事実、味方はものすごい勢いで敵の軍勢を打ち破り、敵方はまるで蜘蛛の子を散らすように逃げていった。

しかしこの男。
動かなかった。
逆に動揺しているのはボクだった。
それでも周りの味方が相手を次々と打ち破っていく様を見ていると、やはりやる気はあがる。
そして男はやる気がおち・・・ていなかった。
むしろ、これが最後の戦いといわんばかりの覇気が満ちている。
ここでボクにも余裕が少しできた。
男がボクの後輩とまったくといっていいほどの構えを取ったのだ。
その後輩。
僕と戦ったら10回に8回は負ける。
その後輩に勝つパターンはこうだ。
お互いに面を打てる間合いまで詰めて、後輩の竹刀を打ち払いその場で踏み込む。
後輩はボクより背が低いので面をよけるので、そこを片手突きで何回後輩から一本を取ったであろう。

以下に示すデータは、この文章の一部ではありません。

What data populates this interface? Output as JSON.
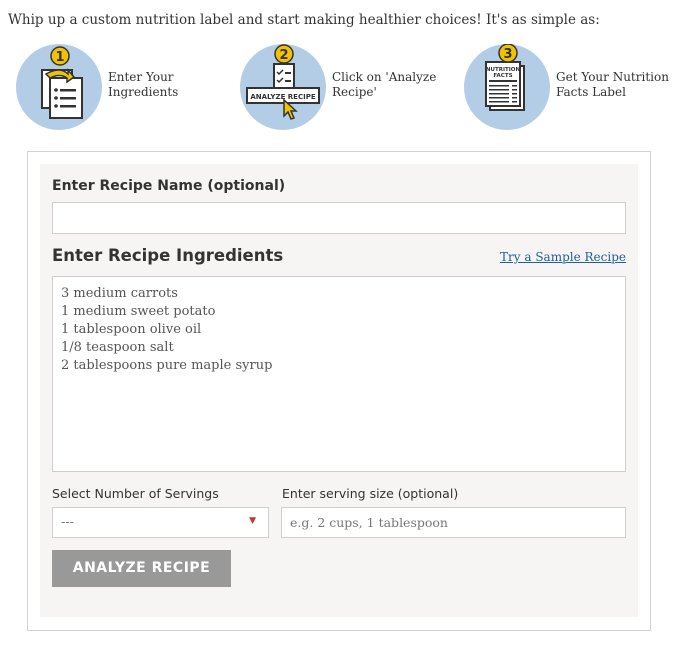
{
  "intro": "Whip up a custom nutrition label and start making healthier choices! It's as simple as:",
  "steps": [
    {
      "number": "1",
      "label_line1": "Enter Your",
      "label_line2": "Ingredients",
      "icon": "document-arrow-icon"
    },
    {
      "number": "2",
      "label_line1": "Click on 'Analyze",
      "label_line2": "Recipe'",
      "icon": "analyze-recipe-icon",
      "button_text": "ANALYZE RECIPE"
    },
    {
      "number": "3",
      "label_line1": "Get Your Nutrition",
      "label_line2": "Facts Label",
      "icon": "nutrition-facts-icon",
      "doc_text_line1": "NUTRITION",
      "doc_text_line2": "FACTS"
    }
  ],
  "form": {
    "recipe_name_heading": "Enter Recipe Name (optional)",
    "recipe_name_value": "",
    "ingredients_heading": "Enter Recipe Ingredients",
    "sample_link": "Try a Sample Recipe",
    "ingredients": [
      "3 medium carrots",
      "1 medium sweet potato",
      "1 tablespoon olive oil",
      "1/8 teaspoon salt",
      "2 tablespoons pure maple syrup"
    ],
    "servings_heading": "Select Number of Servings",
    "servings_value": "---",
    "serving_size_heading": "Enter serving size (optional)",
    "serving_size_placeholder": "e.g. 2 cups, 1 tablespoon",
    "analyze_button": "ANALYZE RECIPE"
  },
  "colors": {
    "circle": "#b3cde6",
    "badge": "#f2c200",
    "panel": "#f6f5f3",
    "button": "#999999",
    "link": "#1f5fa0"
  }
}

試合でも成功したことがあるが、強豪校と戦ったときにこの作戦は綺麗なまっすぐな同級生とは思えない剣道で
簡単に打ち破られてしまったのでもうこの技は試合では使っていない。
ここに使うべきタイミングが戻ってきた。

作戦を実行する。
すっ、と右に一歩ずれ、その瞬間に相手の刀をボクの正面から打ち払う。
案の定、男は頭を守り、そこへ片手突きが喉もとに突き刺さった。

簡単に人は死ぬ。
あれほどの殺気を放ち、二人殺した男が今は、ボクの足元でピクピクしている。
首級をあげるべく首を切ろうとするが、首を切り、腰にぶら下げると、人の首は6~7kgあるので動きは鈍る。

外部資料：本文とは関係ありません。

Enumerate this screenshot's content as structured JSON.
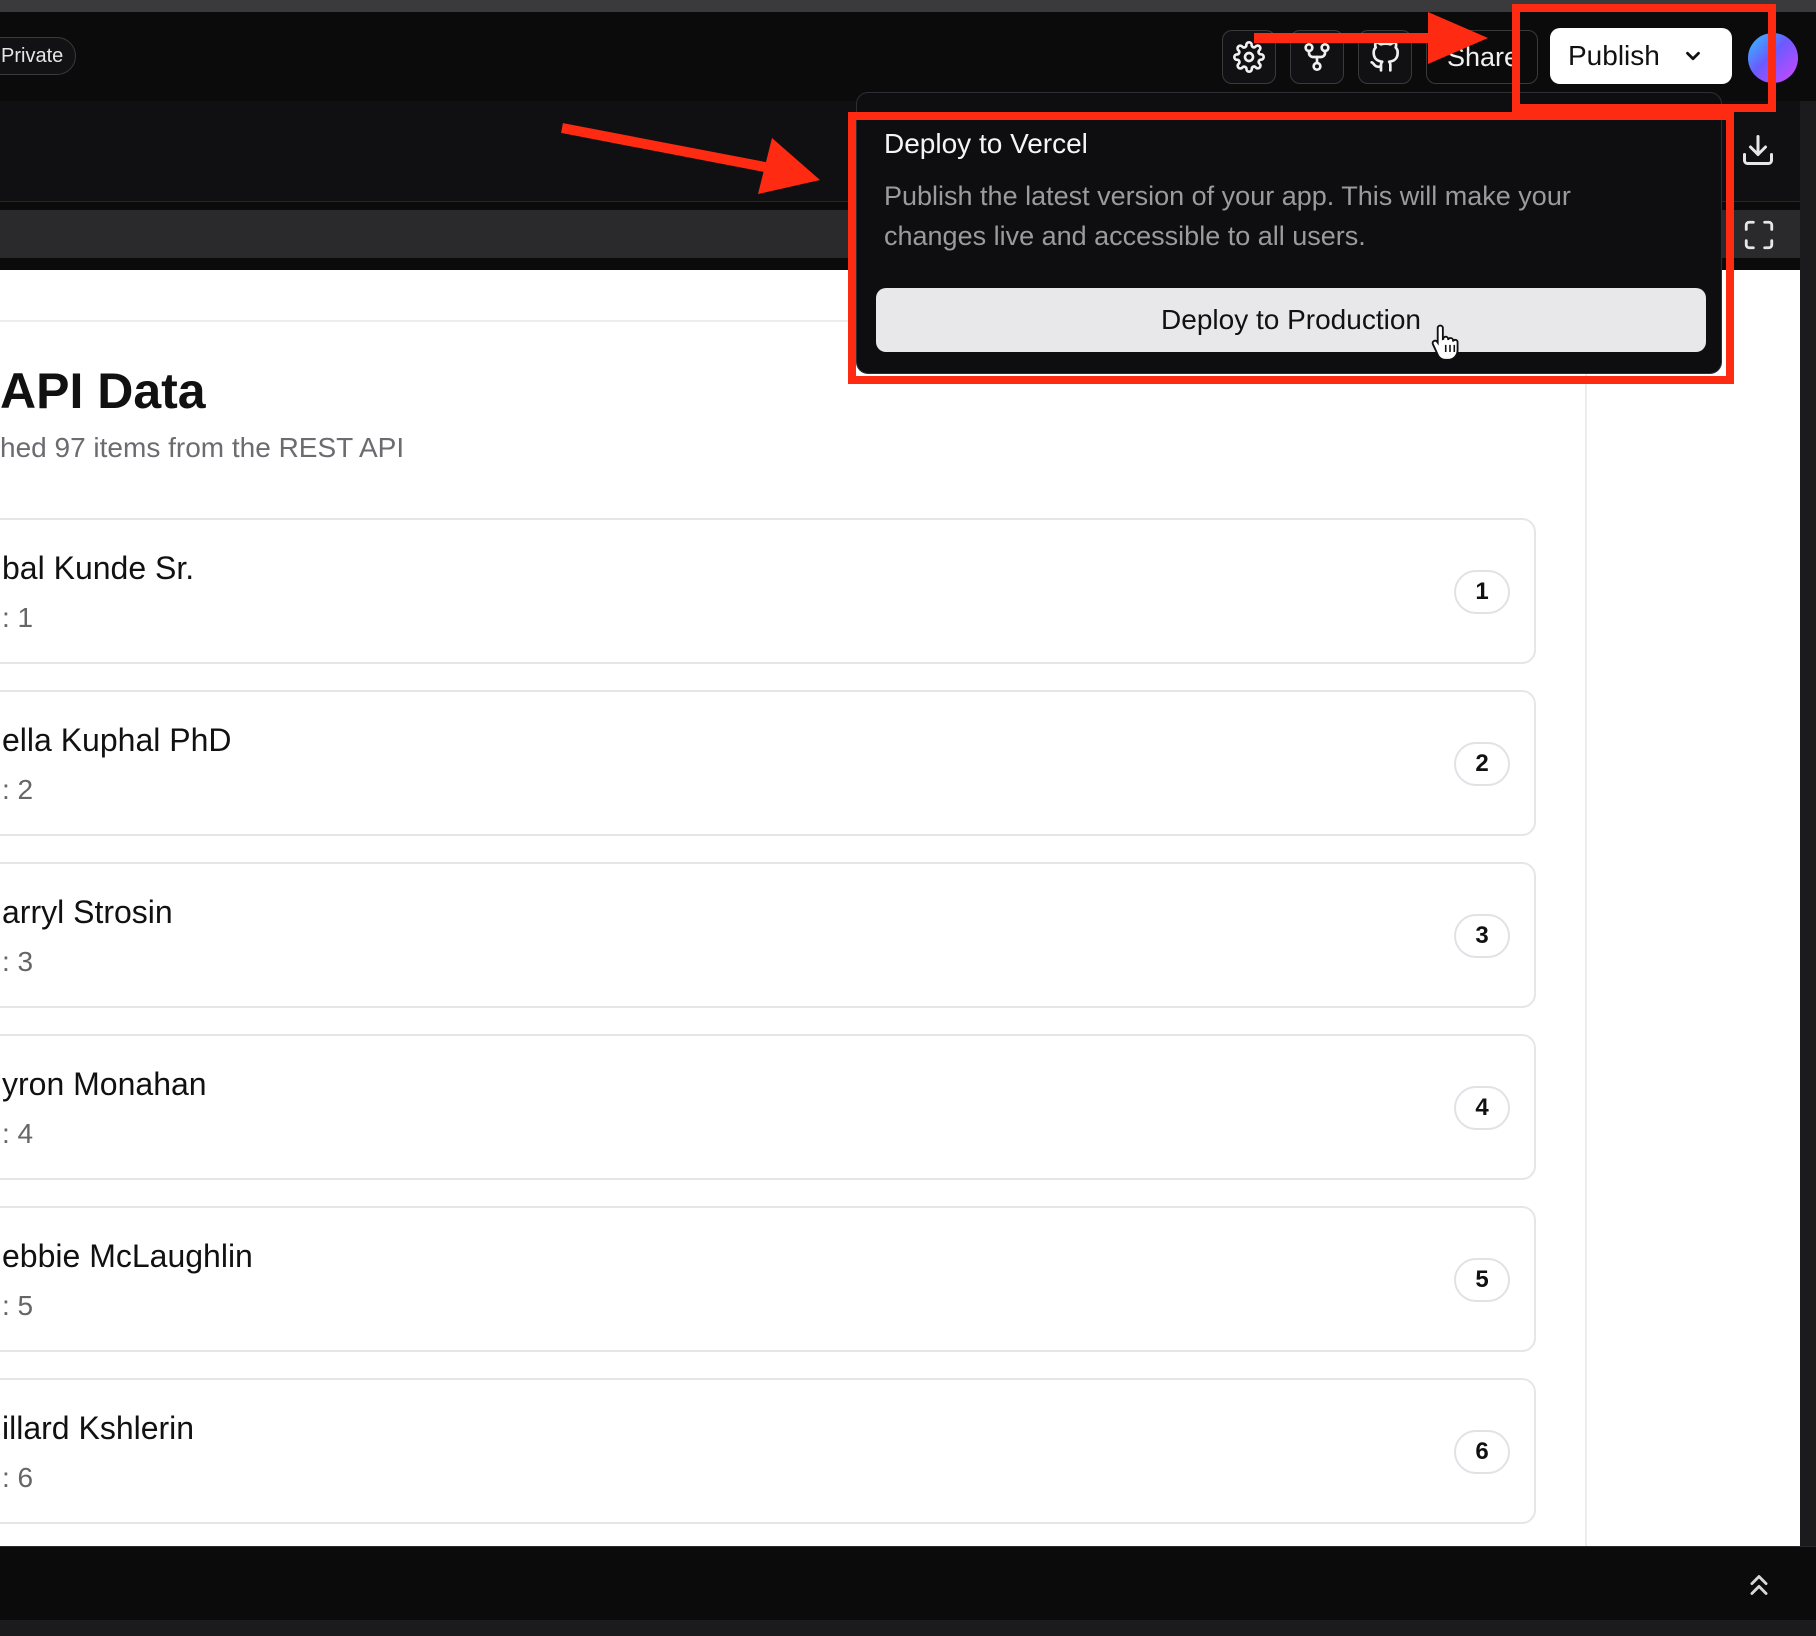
{
  "header": {
    "privacy_badge": "Private",
    "share_label": "Share",
    "publish_label": "Publish"
  },
  "popover": {
    "title": "Deploy to Vercel",
    "description": "Publish the latest version of your app. This will make your changes live and accessible to all users.",
    "deploy_button": "Deploy to Production"
  },
  "content": {
    "title": "API Data",
    "subtitle": "hed 97 items from the REST API",
    "items": [
      {
        "name": "bal Kunde Sr.",
        "id_text": ": 1",
        "badge": "1"
      },
      {
        "name": "ella Kuphal PhD",
        "id_text": ": 2",
        "badge": "2"
      },
      {
        "name": "arryl Strosin",
        "id_text": ": 3",
        "badge": "3"
      },
      {
        "name": "yron Monahan",
        "id_text": ": 4",
        "badge": "4"
      },
      {
        "name": "ebbie McLaughlin",
        "id_text": ": 5",
        "badge": "5"
      },
      {
        "name": "illard Kshlerin",
        "id_text": ": 6",
        "badge": "6"
      }
    ]
  },
  "icons": {
    "settings": "gear-icon",
    "branch": "git-branch-icon",
    "github": "github-icon",
    "chevron": "chevron-down-icon",
    "download": "download-icon",
    "fullscreen": "fullscreen-icon",
    "scroll_up": "double-chevron-up-icon",
    "cursor": "hand-pointer-icon"
  },
  "colors": {
    "annotation": "#ff2a12",
    "publish_button": "#ffffff",
    "background": "#0b0b0c"
  }
}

追撃をかけるべき迅速な行動が求められる今はこの6~7kgは二つの意味で非常に重い。
しかし目印をつけないと誰が討ち取ったかわからないので何かいいものを探していると、いい案が浮かんだ。
男の着物の前をあけ、腹に血文字を書く。
【我、討ち取ったり】
「これでよし・・・と」
そしてボクは追撃軍に加わった。